According to Crabiel, community concerns regarding the line have not been adequately addressed by NJ Transit.

"It is unbelievable to me that Mr. Warsh can support such a proposal that adversely impacts the citizens of Middlesex County," Crabiel said. "Since Ocean and Monmouth counties are the ones that want this rail line the most, then they should be the ones to host either or both of the alignments that are possible. …and feasible."

Crabiel joined State Assemblywoman Linda Greenstein (D-14) and officials from Monroe, Jamesburg and South Brunswick in speaking out against the line at a public meeting, held March 30 at the Monroe Township municipal building.

"We must fight this proposal with any means at our disposal," Greenstein said.

Greenstein said both she and fellow Assemblyman Gary Guear have "very strong opposition" to the plan but are in favor of mass transportation in general.

"A larger strategy is needed," she said.

Officials from the towns attended another meeting, making their case to U.S. Congressman Rush Holt (D-12) in South Brunswick the next afternoon.

Holt did not express an opinion on the project at a stop in South Brunswick prior to the meeting, but did say that he was available to the officials to discuss the issues involved in the proposal.

South Brunswick officials said Monday that the meeting was "pleasant" and that Holt seemed interested in their plight, asking questions about the issue.

During the open meeting, Monroe Township Mayor Richard Pucci said it was important to keep the arguments against the rail line "professional" and to leave emotion out of it.

"This issue is too big for partisanship," Pucci said, adding, "We have never heard any of the benefits (of the plan)."

Pucci said the coalition should dig in for a long fight and not dismiss possible legal action. "That is a last resort," Pucci said, but added that he wouldn’t "remove it from the table."

"It’s important to put a plan of action into effect.

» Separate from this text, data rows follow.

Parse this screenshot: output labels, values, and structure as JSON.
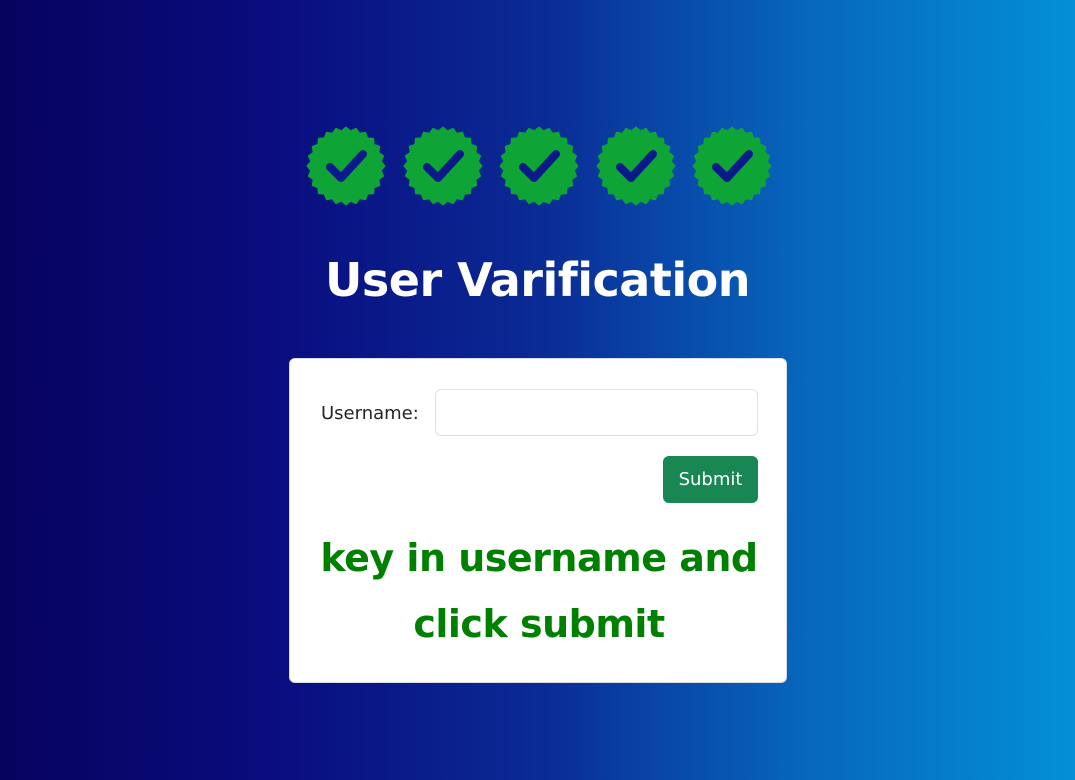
{
  "badges": {
    "count": 5,
    "icon": "verified-check-badge-icon",
    "fill_color": "#0fa536",
    "check_color": "#0a1a8a"
  },
  "page": {
    "title": "User Varification"
  },
  "form": {
    "username_label": "Username:",
    "username_value": "",
    "submit_label": "Submit",
    "hint": "key in username and click submit"
  },
  "colors": {
    "background_start": "#06035e",
    "background_end": "#048fd6",
    "submit_button": "#198754",
    "hint_text": "#008000"
  }
}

We have to fight this seriously," he said. "If we lie silent, a plan will be adopted and the money found (to start the line)."

Jamesburg Mayor Joseph Dipierro, who announced his opposition to the plan early last week, said the plan would devastate his borough and that a recent study by NJ Transit on the rail line’s impact to Jamesburg "was not satisfactory."

"I thought this was dead (in 1996)," Dipierro said.

Dipierro had asked for the study on the proposal’s impact on Jamesburg in July 1998.

The mayor said he requested the study, unveiled by the agency at two public meetings in the borough last month, in order to "best provide for Jamesburg" if the line was activated.

"The results of the study are not satisfactory," Dipierro said, adding that he is "not too proud to ask for help" in opposing the line.

Dipierro said NJ Transit dismissed running a dual track on the line or taking the line under the borough in a tunnel, as Dipierro asked.

"They said it was not feasible," Dipierro said.

A Conrail spokesperson has also said the company will continue to run freight trains on the line if the passenger service proposal goes through.

Monroe Township engineer Ernest W. Feist said he was concerned about the safety factor of the line.

"The safety impact is significant," Feist said, commenting that school buses cross the tracks in Monroe about 136 times a day.

Feist pointed to national rail statistics that logged 3,508 collisions at crossings during a one-year period. He said those collisions resulted in 431 deaths and 1,303 injuries.

According to Feist, almost half of the collisions took place at protected crossings similar to those in the proposal. Feist said there are more than 600 homes in Monroe that are adjacent to the line.

A rail lobbying group, the New Jersey Association of Railroad Passengers (NJ-ARP), reacted strongly on Sunday to the meeting and to Dipierro’s position.

In a publication to group members, the group maintains Middlesex County has no "legal or constitutional grounds to block through traffic" on the existing rail right of way.